La sociedad japonesa ya no es, quizás nunca vuelva a serlo, como era antes. Pero el patriarcado no ha desaparecido. Demasiados años de educación en un solo sentido. En un debate reciente, en la Asamblea de la ciudad de Tokio, la parlamentaria Ayake Shomura fue increpada mientras exponía una propuesta de políticas para la infancia. El parlamentario Akiro Suzuki le gritó: “¿no sería mejor que te casaras rápido?”. Ayake tenía 35 años. Para las tradiciones milenarias, estaba fuera del mercado. Y, sobre todo, estaba incumpliendo la obligación de ser madre. En un país que se enfrenta a un envejecimiento imparable, con un descenso dramático de la población, algunos no dudan en culpar a la mujer de la inviable ratio de natalidad (por cierto, ligeramente superior a la española).
La escritora belga nacida en Japón, donde pasó toda su infancia, Amélie Nothom, escribe en su libro “Estupor y temblores” que “la mujer japonesa nace con la idea de que nada bueno puede esperarse de la vida”. Y no va muy desencaminada si hablamos de violencia y acoso sexual. Aunque, en teoría, las leyes contemplan los delitos sexuales, menos del 95% de los actos de violencia y abuso sexual son denunciados. La prueba de la culpa corre a cargo de la mujer, que es señalada, criticada y perseguida. Sobre todo, por las propias mujeres.

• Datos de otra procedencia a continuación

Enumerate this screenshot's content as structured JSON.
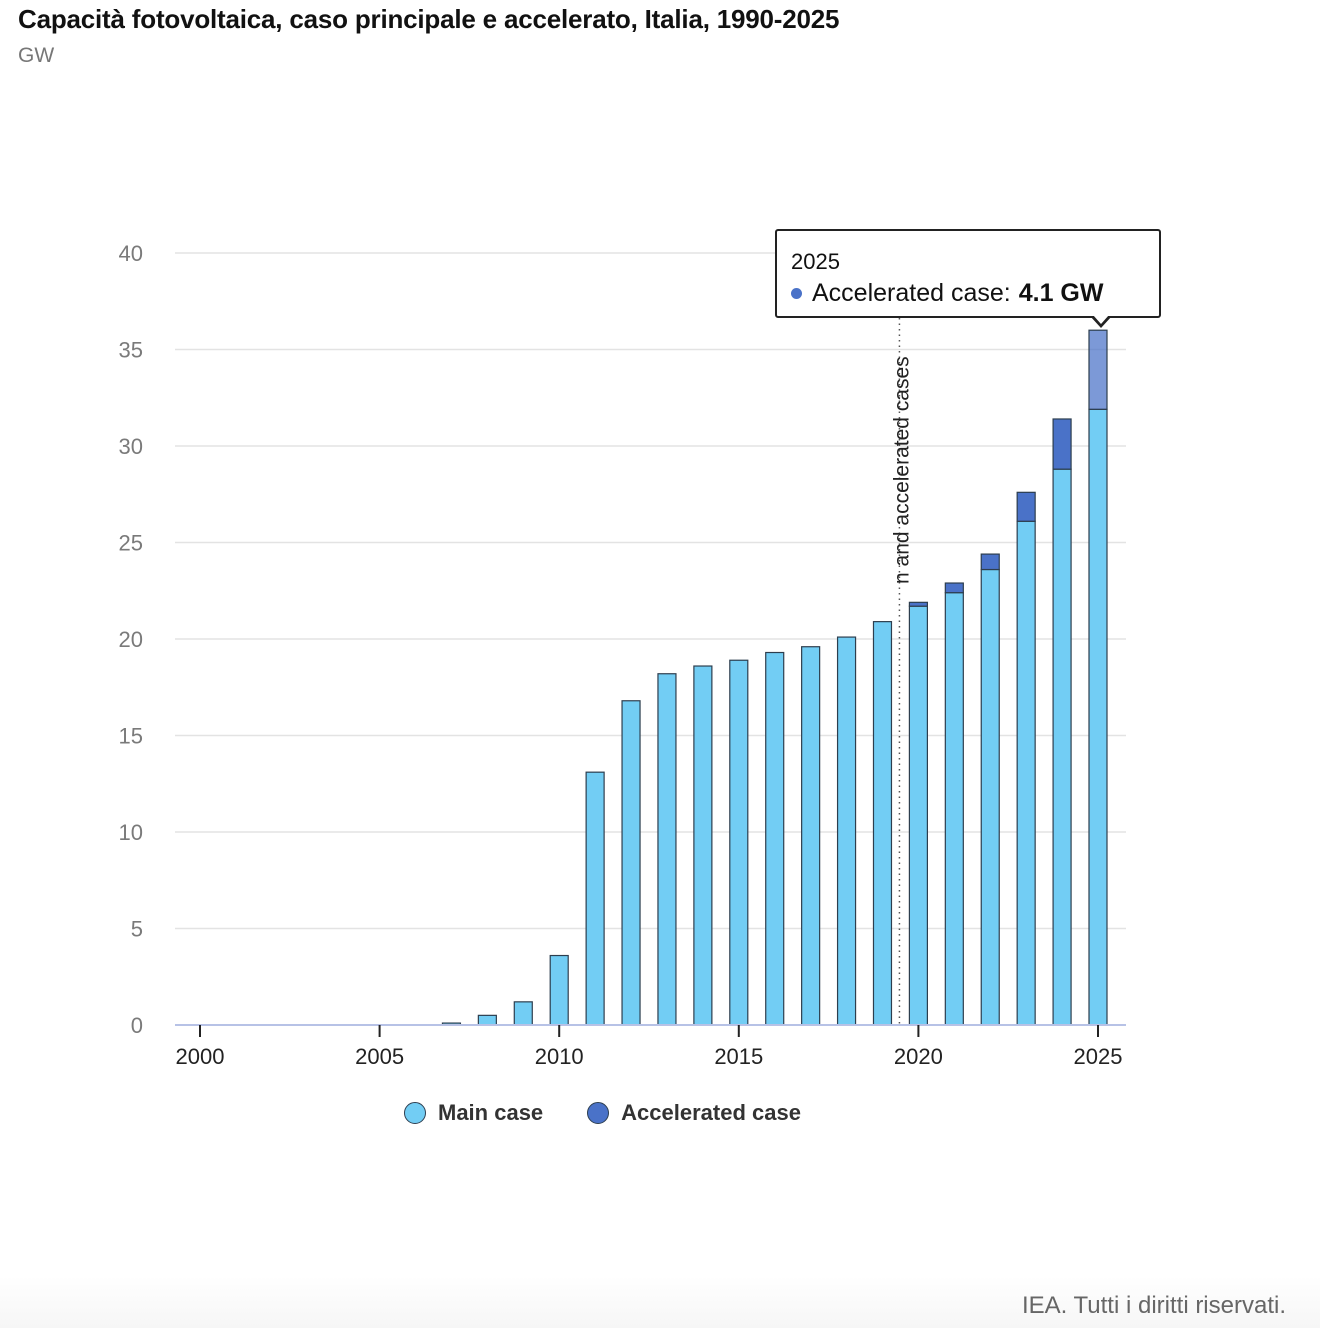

Black Box nos hace un recorrido completo, amplio, asombroso y a la vez tenebroso de lo que puede esperarle a una mujer si se atreve a denunciar una agresión como la sufrida por Shiori Izo. Su caso supuso una especie de #MeToo japonés, un terremoto en la esencia de los valores japoneses, hasta el punto de que el documental sigue estando inédito en Japón. El mundo reglado nipón, que se enfrenta a un horizonte económico incierto por el envejecimiento y la baja natalidad, quizás sufra un nuevo colapso del honor de sus varones, incapaces de reconocer que no les queda otra solución que derribar las paredes de papel y permitir que la mujer deje de ser, de una vez, la geisha sumisa que nos muestran los grabados de la pintura japonesa clásica.